The government also argued that his military service-induced PTSD was a reason to hold him, an assertion that the judge sharply rebutted — pointing out that if the government believed he was a suicide risk, it had done little to ensure he got help in jail.
“The government’s assertion that Padilla’s ‘mental health conditions’ evince a risk of flight is unsubstantiated by the current record. Although Padilla was diagnosed with PTSD following his military service, he has been ‘actively engaged in treatment with a V.A. provider,’ and no other specifics about his mental health status have been provided to the Court,” the judge wrote. “The government also posits that Padilla had suicidal ideations in 2018—a fact that he sharply disputes. But even if that is true, the government admits that he is ‘not currently having suicidal thoughts.’ Nor has the government taken any steps—such as requesting that he receive mental health services in prison or be placed on suicide watch—that would suggest this is a real concern for the government.”
Some of the cases involve physical assaults, while in other cases, the charges are minor. But in most cases, prosecutors’ efforts have been aggressive.
Ryan Samsel, who allegedly pushed a bike rack that was serving as a barricade, purportedly causing it to strike a police officer, was arrested on January 30 and held for seven months without being indicted or having a preliminary hearing, according to court records. He was finally indicted on August 25. By then, he had been held in solitary confinement at a D.C. jail and been beaten. He is now being held in the Central Virginia Regional Jail.
On September 11, his lawyer wrote, “He has been detained since and spent substantial time enduring the torture of solitary confinement… On or about March 21, 2021, Mr. Samsel was viciously assaulted while in the custody of the District of Columbia Department of Corrections, and while detained in ‘administrative segregation’—the latest euphemism for solitary confinement. He was taken to Howard University Hospital the next day, on March 22, 2021, where he was admitted and treated for injuries including… bilateral nasal bone fracture… as a result of the brutal assault, Mr. Samsel lost vision in his right eye…. CVRJ Medical Records make clear that medical orders and referrals have been ignored.”
On January 11, another defendant, Jeffrey Sabor, was pulled over in New York “covered in blood” from an alleged suicide attempt. He said “I am tired, I am done fighting,” according to prosecutors.
“On January 12, 2021, law enforcement officers spoke with SABOL while he was recovering at the Westchester Medical Center. SABOL advised that on January 6, 2021, he was at the U.S. Capitol.”

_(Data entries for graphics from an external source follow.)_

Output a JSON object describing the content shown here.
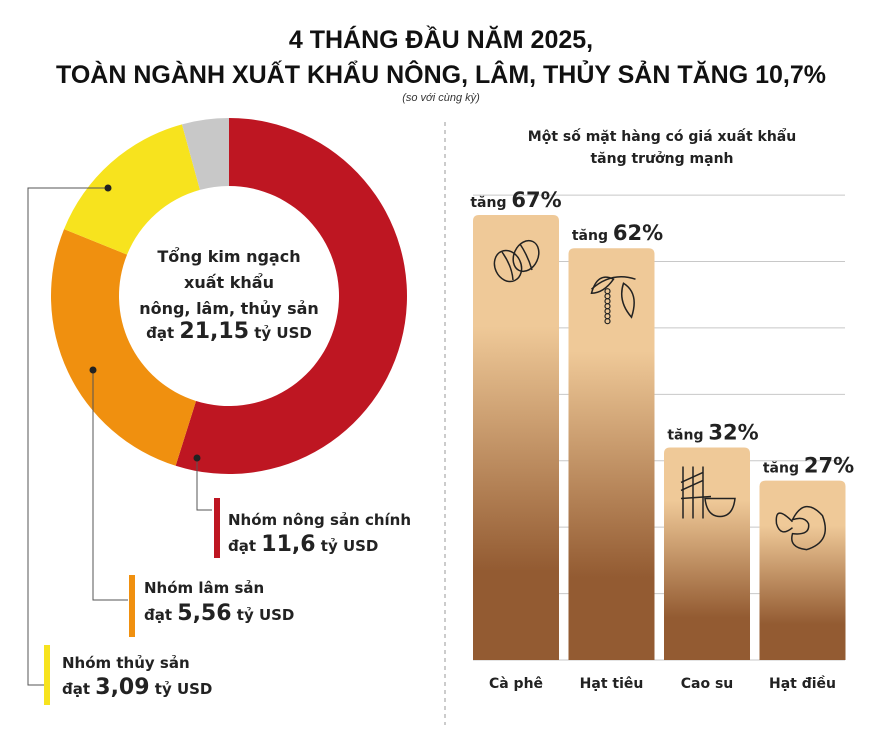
{
  "title": {
    "line1": "4 THÁNG ĐẦU NĂM 2025,",
    "line2": "TOÀN NGÀNH XUẤT KHẨU NÔNG, LÂM, THỦY SẢN TĂNG 10,7%",
    "note": "(so với cùng kỳ)"
  },
  "chart_data": [
    {
      "type": "pie",
      "donut": true,
      "center_text": [
        "Tổng kim ngạch",
        "xuất khẩu",
        "nông, lâm, thủy sản"
      ],
      "total_prefix": "đạt",
      "total_value": "21,15",
      "total_unit": "tỷ USD",
      "total": 21.15,
      "slices": [
        {
          "name": "Nhóm nông sản chính",
          "prefix": "đạt",
          "label": "11,6",
          "unit": "tỷ USD",
          "value": 11.6,
          "color": "#be1622"
        },
        {
          "name": "Nhóm lâm sản",
          "prefix": "đạt",
          "label": "5,56",
          "unit": "tỷ USD",
          "value": 5.56,
          "color": "#f0900f"
        },
        {
          "name": "Nhóm thủy sản",
          "prefix": "đạt",
          "label": "3,09",
          "unit": "tỷ USD",
          "value": 3.09,
          "color": "#f7e31e"
        },
        {
          "value": 0.9,
          "color": "#c8c8c8"
        }
      ]
    },
    {
      "type": "bar",
      "title": [
        "Một số mặt hàng có giá xuất khẩu",
        "tăng trưởng mạnh"
      ],
      "categories": [
        "Cà phê",
        "Hạt tiêu",
        "Cao su",
        "Hạt điều"
      ],
      "values": [
        67,
        62,
        32,
        27
      ],
      "label_prefix": "tăng",
      "value_labels": [
        "67%",
        "62%",
        "32%",
        "27%"
      ],
      "icons": [
        "coffee-bean-icon",
        "pepper-icon",
        "rubber-tree-icon",
        "cashew-icon"
      ],
      "ylim": [
        0,
        70
      ],
      "grid": true,
      "bar_color_top": "#efc998",
      "bar_color_bottom": "#935b32"
    }
  ]
}
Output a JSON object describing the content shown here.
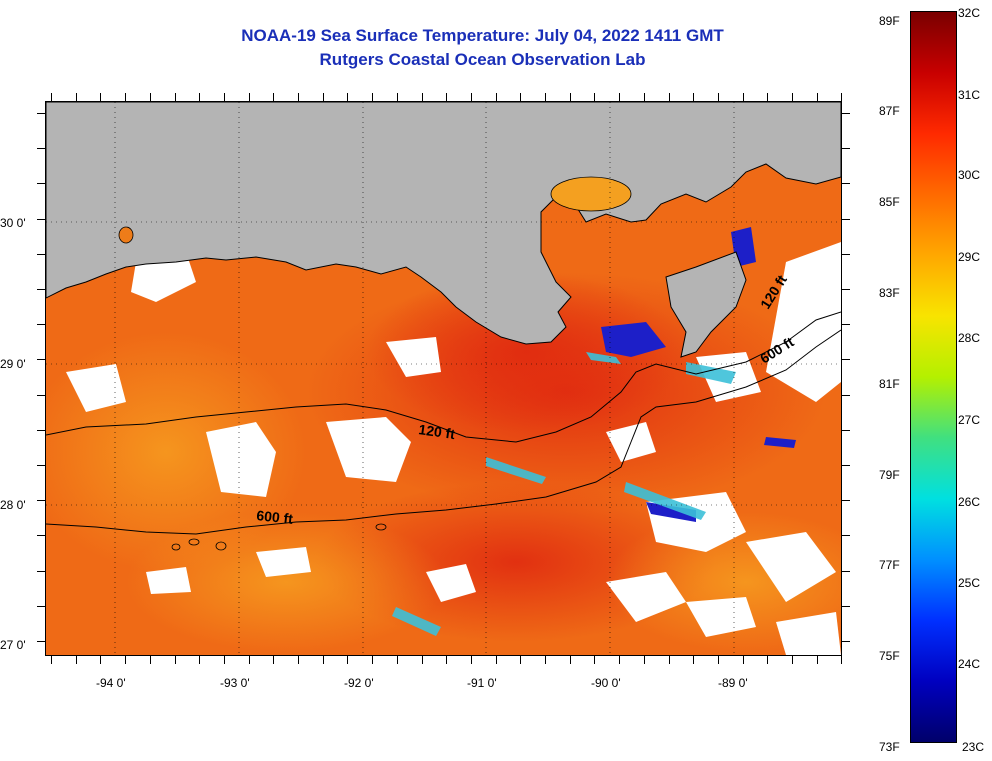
{
  "title": {
    "line1": "NOAA-19 Sea Surface Temperature:  July 04, 2022 1411 GMT",
    "line2": "Rutgers Coastal Ocean Observation Lab"
  },
  "map": {
    "lat_labels": [
      "30 0'",
      "29 0'",
      "28 0'",
      "27 0'"
    ],
    "lon_labels": [
      "-94 0'",
      "-93 0'",
      "-92 0'",
      "-91 0'",
      "-90 0'",
      "-89 0'"
    ],
    "contour_labels": [
      "120 ft",
      "600 ft",
      "120 ft",
      "600 ft"
    ],
    "colors": {
      "land": "#b4b4b4",
      "cloud": "#ffffff",
      "warm_water": "#f07a18",
      "hot_water": "#e23614",
      "cold_water": "#1d1fc8",
      "title": "#1a2fb8"
    }
  },
  "colorbar": {
    "fahrenheit": [
      "89F",
      "87F",
      "85F",
      "83F",
      "81F",
      "79F",
      "77F",
      "75F",
      "73F"
    ],
    "celsius": [
      "32C",
      "31C",
      "30C",
      "29C",
      "28C",
      "27C",
      "26C",
      "25C",
      "24C",
      "23C"
    ],
    "gradient": [
      "#7a0000",
      "#c80000",
      "#ff2a00",
      "#ff6a00",
      "#ffa800",
      "#f8e400",
      "#b4f000",
      "#40e080",
      "#00e0e0",
      "#0090ff",
      "#0030ff",
      "#0000c0",
      "#00006a"
    ]
  }
}
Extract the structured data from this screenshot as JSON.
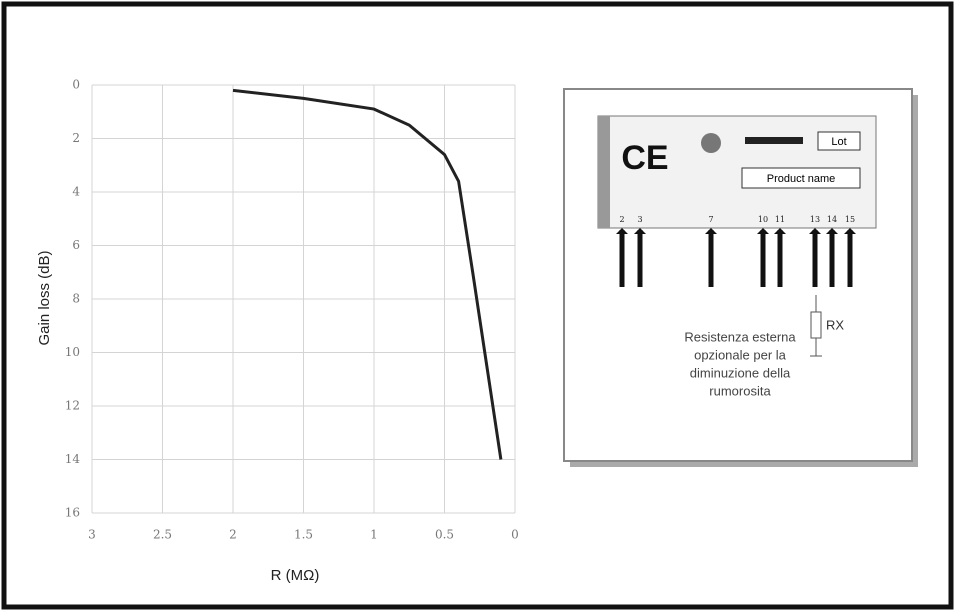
{
  "chart_data": {
    "type": "line",
    "x_label": "R (MΩ)",
    "y_label": "Gain loss (dB)",
    "x": [
      2,
      1.5,
      1,
      0.75,
      0.5,
      0.4,
      0.3,
      0.2,
      0.1
    ],
    "series": [
      {
        "name": "Gain loss",
        "color": "#222222",
        "values": [
          0.2,
          0.5,
          0.9,
          1.5,
          2.6,
          3.6,
          7,
          10.5,
          14
        ]
      }
    ],
    "xlim": [
      3,
      0
    ],
    "xticks": [
      3,
      2.5,
      2,
      1.5,
      1,
      0.5,
      0
    ],
    "ylim": [
      0,
      16
    ],
    "yticks": [
      0,
      2,
      4,
      6,
      8,
      10,
      12,
      14,
      16
    ],
    "grid": true
  },
  "diagram": {
    "ce": "CE",
    "lot": "Lot",
    "product": "Product name",
    "rx": "RX",
    "pins": [
      "2",
      "3",
      "7",
      "10",
      "11",
      "13",
      "14",
      "15"
    ],
    "note": [
      "Resistenza esterna",
      "opzionale per la",
      "diminuzione della",
      "rumorosita"
    ]
  }
}
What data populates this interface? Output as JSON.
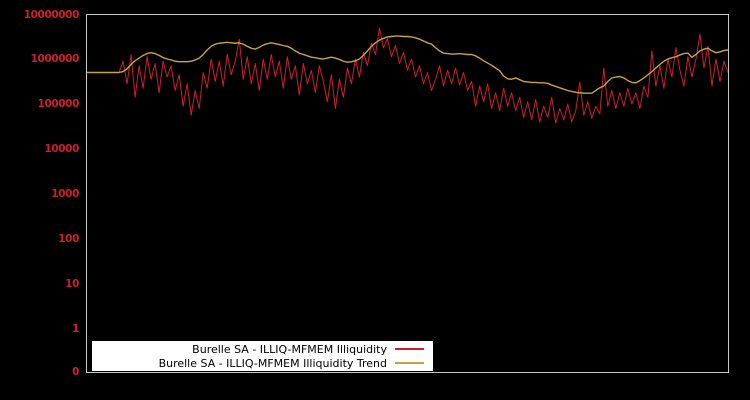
{
  "window": {
    "background_color": "#000000",
    "axis_border_color": "#c8c8c8"
  },
  "chart_data": {
    "type": "line",
    "title": "",
    "xlabel": "",
    "ylabel": "",
    "x_axis": {
      "tick_labels": [],
      "note": "no x tick labels visible"
    },
    "y_axis": {
      "scale": "log10 decades with 0 baseline",
      "tick_labels": [
        "10000000",
        "1000000",
        "100000",
        "10000",
        "1000",
        "100",
        "10",
        "1",
        "0"
      ],
      "tick_label_color": "#cd1f2e",
      "ylim_log10": [
        0,
        7
      ]
    },
    "grid": false,
    "legend_position": "bottom-left",
    "legend_background": "#ffffff",
    "legend_text_color": "#000000",
    "series": [
      {
        "name": "Burelle SA - ILLIQ-MFMEM Illiquidity",
        "color": "#cc1f2e",
        "line_width": 1,
        "log10_values": [
          5.7,
          5.7,
          5.7,
          5.7,
          5.7,
          5.7,
          5.7,
          5.7,
          5.7,
          5.95,
          5.45,
          6.1,
          5.15,
          5.85,
          5.35,
          6.05,
          5.55,
          5.9,
          5.25,
          5.95,
          5.6,
          5.85,
          5.3,
          5.65,
          4.95,
          5.45,
          4.75,
          5.3,
          4.9,
          5.7,
          5.35,
          6.0,
          5.5,
          5.95,
          5.4,
          6.1,
          5.65,
          5.95,
          6.44,
          5.55,
          6.05,
          5.45,
          5.9,
          5.3,
          6.0,
          5.55,
          6.1,
          5.6,
          5.95,
          5.35,
          6.05,
          5.55,
          5.85,
          5.2,
          5.9,
          5.45,
          5.75,
          5.25,
          5.85,
          5.5,
          5.05,
          5.65,
          4.9,
          5.55,
          5.15,
          5.8,
          5.45,
          6.0,
          5.6,
          6.15,
          5.85,
          6.35,
          6.1,
          6.69,
          6.25,
          6.45,
          6.05,
          6.3,
          5.9,
          6.15,
          5.75,
          6.0,
          5.6,
          5.85,
          5.45,
          5.7,
          5.3,
          5.55,
          5.85,
          5.4,
          5.75,
          5.45,
          5.8,
          5.42,
          5.7,
          5.3,
          5.5,
          4.95,
          5.4,
          5.05,
          5.45,
          4.9,
          5.25,
          4.85,
          5.35,
          4.95,
          5.25,
          4.85,
          5.15,
          4.7,
          5.05,
          4.65,
          5.1,
          4.6,
          4.95,
          4.7,
          5.15,
          4.58,
          4.9,
          4.65,
          5.0,
          4.6,
          4.85,
          5.49,
          4.75,
          5.05,
          4.68,
          4.95,
          4.78,
          5.8,
          4.95,
          5.3,
          4.9,
          5.25,
          4.95,
          5.35,
          5.0,
          5.25,
          4.9,
          5.4,
          5.15,
          6.18,
          5.4,
          5.85,
          5.35,
          6.0,
          5.6,
          6.25,
          5.75,
          5.4,
          6.05,
          5.6,
          6.0,
          6.55,
          5.8,
          6.28,
          5.4,
          6.0,
          5.5,
          5.95,
          5.7
        ]
      },
      {
        "name": "Burelle SA - ILLIQ-MFMEM Illiquidity Trend",
        "color": "#c9a43b",
        "line_width": 1.4,
        "log10_values": [
          5.7,
          5.7,
          5.7,
          5.7,
          5.7,
          5.7,
          5.7,
          5.7,
          5.7,
          5.72,
          5.78,
          5.88,
          5.96,
          6.02,
          6.08,
          6.12,
          6.14,
          6.12,
          6.08,
          6.03,
          6.0,
          5.98,
          5.95,
          5.94,
          5.94,
          5.94,
          5.95,
          5.98,
          6.02,
          6.1,
          6.2,
          6.28,
          6.33,
          6.35,
          6.36,
          6.37,
          6.36,
          6.35,
          6.36,
          6.33,
          6.28,
          6.24,
          6.22,
          6.26,
          6.31,
          6.34,
          6.36,
          6.34,
          6.32,
          6.3,
          6.28,
          6.24,
          6.18,
          6.13,
          6.1,
          6.07,
          6.04,
          6.03,
          6.01,
          6.0,
          6.02,
          6.04,
          6.02,
          5.99,
          5.95,
          5.93,
          5.94,
          5.96,
          6.0,
          6.08,
          6.18,
          6.28,
          6.36,
          6.42,
          6.46,
          6.49,
          6.5,
          6.51,
          6.51,
          6.5,
          6.5,
          6.49,
          6.47,
          6.44,
          6.4,
          6.36,
          6.33,
          6.25,
          6.18,
          6.13,
          6.12,
          6.11,
          6.11,
          6.12,
          6.11,
          6.1,
          6.1,
          6.07,
          6.02,
          5.96,
          5.91,
          5.86,
          5.8,
          5.74,
          5.62,
          5.56,
          5.55,
          5.58,
          5.54,
          5.5,
          5.49,
          5.48,
          5.48,
          5.47,
          5.47,
          5.46,
          5.42,
          5.39,
          5.36,
          5.33,
          5.3,
          5.28,
          5.26,
          5.25,
          5.24,
          5.24,
          5.24,
          5.3,
          5.36,
          5.4,
          5.5,
          5.58,
          5.6,
          5.61,
          5.58,
          5.52,
          5.48,
          5.47,
          5.52,
          5.58,
          5.65,
          5.72,
          5.8,
          5.88,
          5.95,
          6.0,
          6.03,
          6.05,
          6.09,
          6.12,
          6.13,
          6.04,
          6.1,
          6.18,
          6.22,
          6.24,
          6.18,
          6.14,
          6.16,
          6.19,
          6.2
        ]
      }
    ]
  }
}
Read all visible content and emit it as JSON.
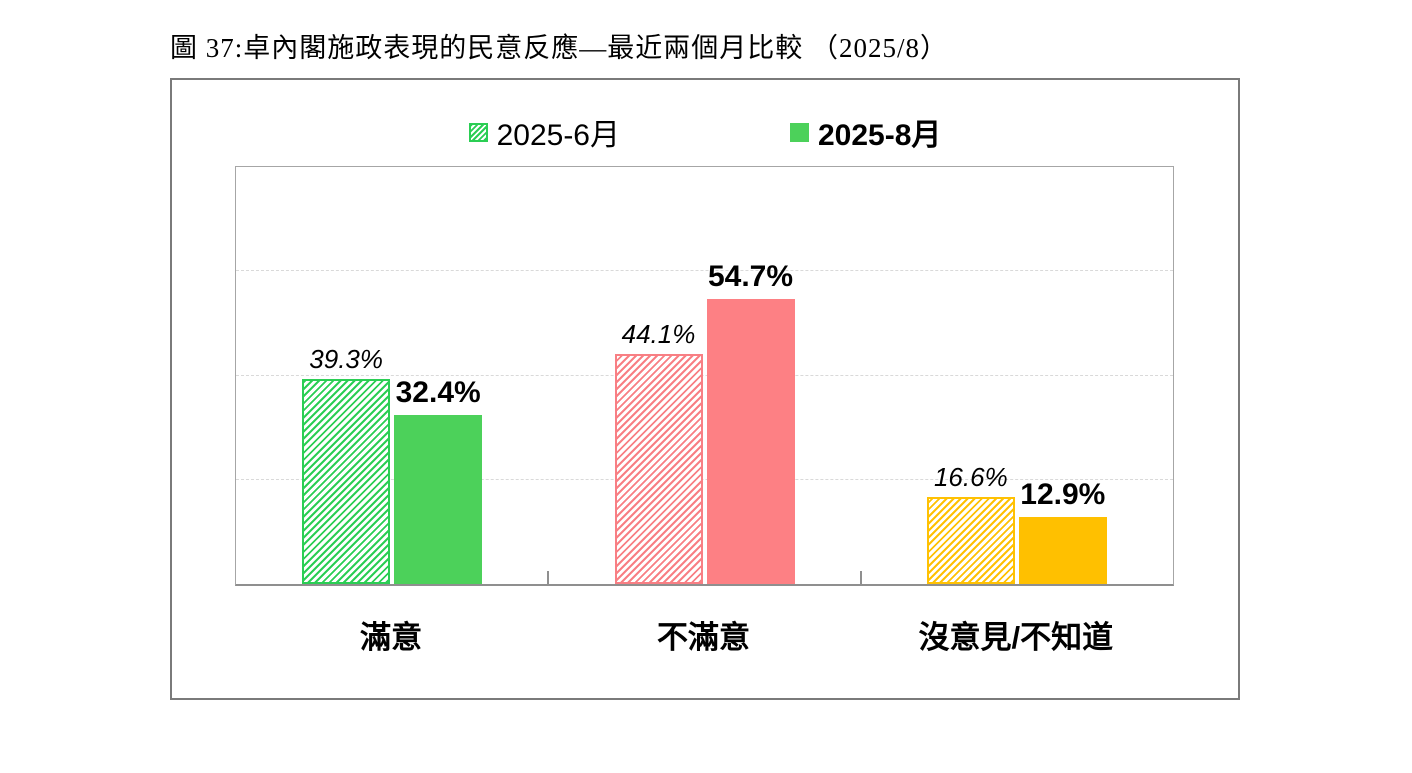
{
  "page": {
    "title": "圖 37:卓內閣施政表現的民意反應—最近兩個月比較 （2025/8）"
  },
  "chart_data": {
    "type": "bar",
    "title": "圖 37:卓內閣施政表現的民意反應—最近兩個月比較 （2025/8）",
    "categories": [
      "滿意",
      "不滿意",
      "沒意見/不知道"
    ],
    "series": [
      {
        "name": "2025-6月",
        "style": "hatched",
        "values": [
          39.3,
          44.1,
          16.6
        ],
        "legend_color": "#2bce54"
      },
      {
        "name": "2025-8月",
        "style": "solid",
        "values": [
          32.4,
          54.7,
          12.9
        ],
        "legend_color": "#4cd15a"
      }
    ],
    "value_suffix": "%",
    "xlabel": "",
    "ylabel": "",
    "ylim": [
      0,
      80
    ],
    "grid_step": 20,
    "grid": "horizontal-dashed",
    "legend_position": "top",
    "category_colors": [
      {
        "hatch": "#2bce54",
        "solid": "#4cd15a"
      },
      {
        "hatch": "#f87f84",
        "solid": "#fd8084"
      },
      {
        "hatch": "#ffc103",
        "solid": "#ffc000"
      }
    ],
    "colors": {
      "gridline": "#d9d9d9",
      "axis": "#8f8f8f",
      "plot_border": "#a6a6a6",
      "frame_border": "#7a7a7a"
    }
  }
}
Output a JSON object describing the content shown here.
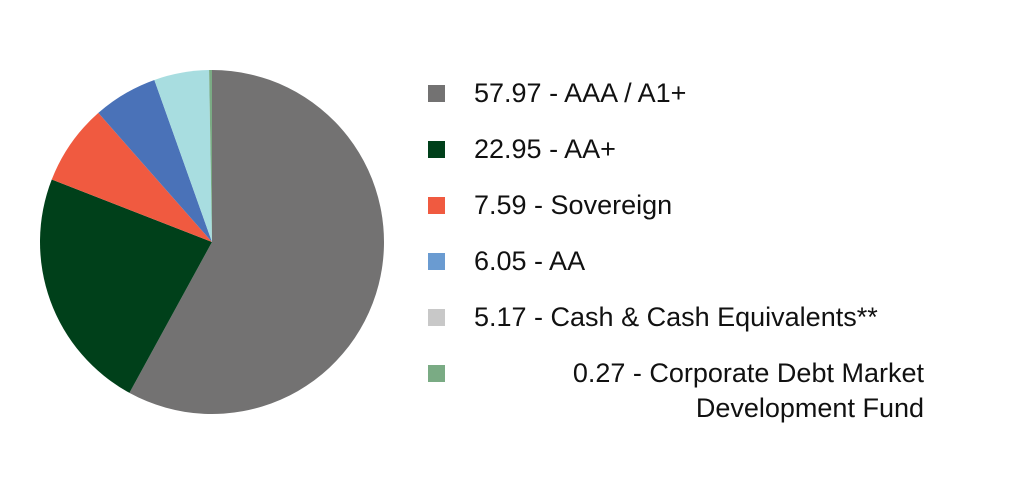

On August 4, a superseding indictment added on more charges to Sabor’s case, charging that he used “a deadly or dangerous weapon, that is, a baton, flag pole, and crutch, did forcibly assault, resist, oppose, impede, intimidate, and interfere with, an officer and employee of the United States.”
Douglas Jensen, who allegedly had a knife at the Capitol, was released from jail, then sent back for violating his terms of release when he was found using a “WiFi-connected iPhone to stream news from Rumble.”
In another case, a judge chided prosecutors for apparent unconcern about the rights of the media.
“On August 19, 2021, the Court issued an arrest warrant for Jonathon Owen Shroyer (a/k/a Jonathan Owen Shroyer), ‘a Texas-based talk-show host associated with the website Infowars.’ The Department of Justice has recently updated its policies on the investigation of media members, noting the importance of a free press to a vibrant democracy. As part of its review, the Court inquired if the Department of Justice had complied with 28 C.F.R. § 50.10, (‘Policy regarding obtaining information from, or records of, members of the news media’). The Department refused to provide an answer on the record,” Magistrate Judge Zia M. Faruqui wrote.